Sobre este último punto y efectuado un repaso por la Jurisprudencia aplicable sobre el sentido del silencio de la Administración ante solicitudes de información medioambiental, la Sala indica que la Disposición adicional primera de la Ley 19/2013, de 9 de diciembre, de transparencia, acceso a la información pública y buen gobierno, vino a establecer su supletoriedad respecto a la información medioambiental regulada con carácter general en la Ley 27/2006; y que la remisión comprende también aquellas regulaciones sectoriales que afecten a aspectos relevantes del derecho de acceso a la información. En base a esta supletoriedad y de conformidad con el art. 20.4 de la Ley 19/2013, la Sala considera que el silencio de la Administración ante la petición de información ambiental juega en sentido negativo, y lo viene a confirmar el artículo 24.1 de la Ley 39/2015.
En esta misma línea y teniendo en cuenta varias sentencias del TJUE, la Sala dice expresamente: “no se opone a la normativa europea que el sentido del silencio previsto en la normativa nacional sea negativo pero lo que exige, en todo caso, es que la respuesta denegatoria sea motivada.

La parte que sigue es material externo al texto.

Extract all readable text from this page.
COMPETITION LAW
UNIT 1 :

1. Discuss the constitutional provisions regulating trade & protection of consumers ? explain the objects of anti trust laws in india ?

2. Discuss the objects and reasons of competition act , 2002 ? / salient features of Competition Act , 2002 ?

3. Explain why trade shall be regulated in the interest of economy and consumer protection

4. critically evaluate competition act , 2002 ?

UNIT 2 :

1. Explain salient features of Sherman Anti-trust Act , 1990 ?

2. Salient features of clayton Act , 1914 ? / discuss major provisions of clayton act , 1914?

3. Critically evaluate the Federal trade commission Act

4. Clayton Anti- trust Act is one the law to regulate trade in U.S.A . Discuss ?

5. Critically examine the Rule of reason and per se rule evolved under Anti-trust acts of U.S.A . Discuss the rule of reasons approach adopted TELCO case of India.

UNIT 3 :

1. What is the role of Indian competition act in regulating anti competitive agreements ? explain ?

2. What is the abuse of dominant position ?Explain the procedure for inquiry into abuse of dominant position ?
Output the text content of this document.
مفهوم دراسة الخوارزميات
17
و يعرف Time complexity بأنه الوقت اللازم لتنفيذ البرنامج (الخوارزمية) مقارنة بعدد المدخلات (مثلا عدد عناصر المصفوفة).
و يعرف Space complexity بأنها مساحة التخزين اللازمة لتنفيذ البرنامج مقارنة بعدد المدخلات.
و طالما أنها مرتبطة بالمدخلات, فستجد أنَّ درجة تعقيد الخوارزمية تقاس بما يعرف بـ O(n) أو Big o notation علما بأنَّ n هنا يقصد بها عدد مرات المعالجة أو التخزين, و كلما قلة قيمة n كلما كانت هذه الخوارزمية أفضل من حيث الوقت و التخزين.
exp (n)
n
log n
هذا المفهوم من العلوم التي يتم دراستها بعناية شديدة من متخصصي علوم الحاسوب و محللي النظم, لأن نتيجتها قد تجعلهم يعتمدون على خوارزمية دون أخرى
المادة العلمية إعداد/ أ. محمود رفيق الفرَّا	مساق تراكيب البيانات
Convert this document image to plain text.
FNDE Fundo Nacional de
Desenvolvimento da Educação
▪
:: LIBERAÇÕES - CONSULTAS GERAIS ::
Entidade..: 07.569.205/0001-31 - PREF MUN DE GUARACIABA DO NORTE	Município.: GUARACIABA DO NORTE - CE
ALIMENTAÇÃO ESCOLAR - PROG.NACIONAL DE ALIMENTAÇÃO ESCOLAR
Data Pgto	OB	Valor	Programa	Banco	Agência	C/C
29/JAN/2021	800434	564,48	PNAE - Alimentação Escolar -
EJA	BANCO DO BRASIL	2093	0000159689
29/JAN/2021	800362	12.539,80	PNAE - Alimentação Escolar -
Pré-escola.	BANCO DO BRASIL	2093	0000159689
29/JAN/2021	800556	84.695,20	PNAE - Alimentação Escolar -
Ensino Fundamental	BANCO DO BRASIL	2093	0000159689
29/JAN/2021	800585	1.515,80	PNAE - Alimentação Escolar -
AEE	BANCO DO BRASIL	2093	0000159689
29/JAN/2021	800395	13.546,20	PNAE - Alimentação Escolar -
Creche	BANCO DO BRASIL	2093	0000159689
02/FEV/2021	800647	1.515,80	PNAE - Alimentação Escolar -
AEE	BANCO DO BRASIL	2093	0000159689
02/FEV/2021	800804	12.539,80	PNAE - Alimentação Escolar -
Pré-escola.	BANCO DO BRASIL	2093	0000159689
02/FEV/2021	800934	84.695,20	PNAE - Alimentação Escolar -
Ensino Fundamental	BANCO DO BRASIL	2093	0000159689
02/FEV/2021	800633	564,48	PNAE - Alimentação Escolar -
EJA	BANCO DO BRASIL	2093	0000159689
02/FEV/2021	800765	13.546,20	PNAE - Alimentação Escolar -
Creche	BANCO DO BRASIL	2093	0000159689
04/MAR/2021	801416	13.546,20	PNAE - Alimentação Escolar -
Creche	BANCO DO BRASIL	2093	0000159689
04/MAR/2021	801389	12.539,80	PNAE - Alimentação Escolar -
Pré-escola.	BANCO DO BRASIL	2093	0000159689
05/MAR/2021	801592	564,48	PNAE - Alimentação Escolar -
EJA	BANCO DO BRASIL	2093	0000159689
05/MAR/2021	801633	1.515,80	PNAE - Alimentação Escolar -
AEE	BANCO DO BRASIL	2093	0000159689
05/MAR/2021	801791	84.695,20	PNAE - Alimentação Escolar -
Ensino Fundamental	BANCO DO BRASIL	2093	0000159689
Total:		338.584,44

Y en este caso la motivación ha sido dada con posterioridad a la producción del silencio y haciendo desaparecer este.
Lo que debe enjuiciarse ya no es la ilegalidad del silencio desestimatorio por falta de motivación sino la resolución expresa posterior”.
A continuación, la Sala se pronuncia sobre el concepto de información ambiental acorde con el contenido del artículo 2.3 de la Ley 27/2006 y de numerosa Jurisprudencia. Se trata de un concepto amplio, que debe incluir actividades o medidas que puedan afectar al medio ambiente o también aquellas que tiendan a su protección.
En definitiva, a juicio de la Sala, la información solicitada debe ser considerada como ambiental y, por ende, el recurso se estima íntegramente.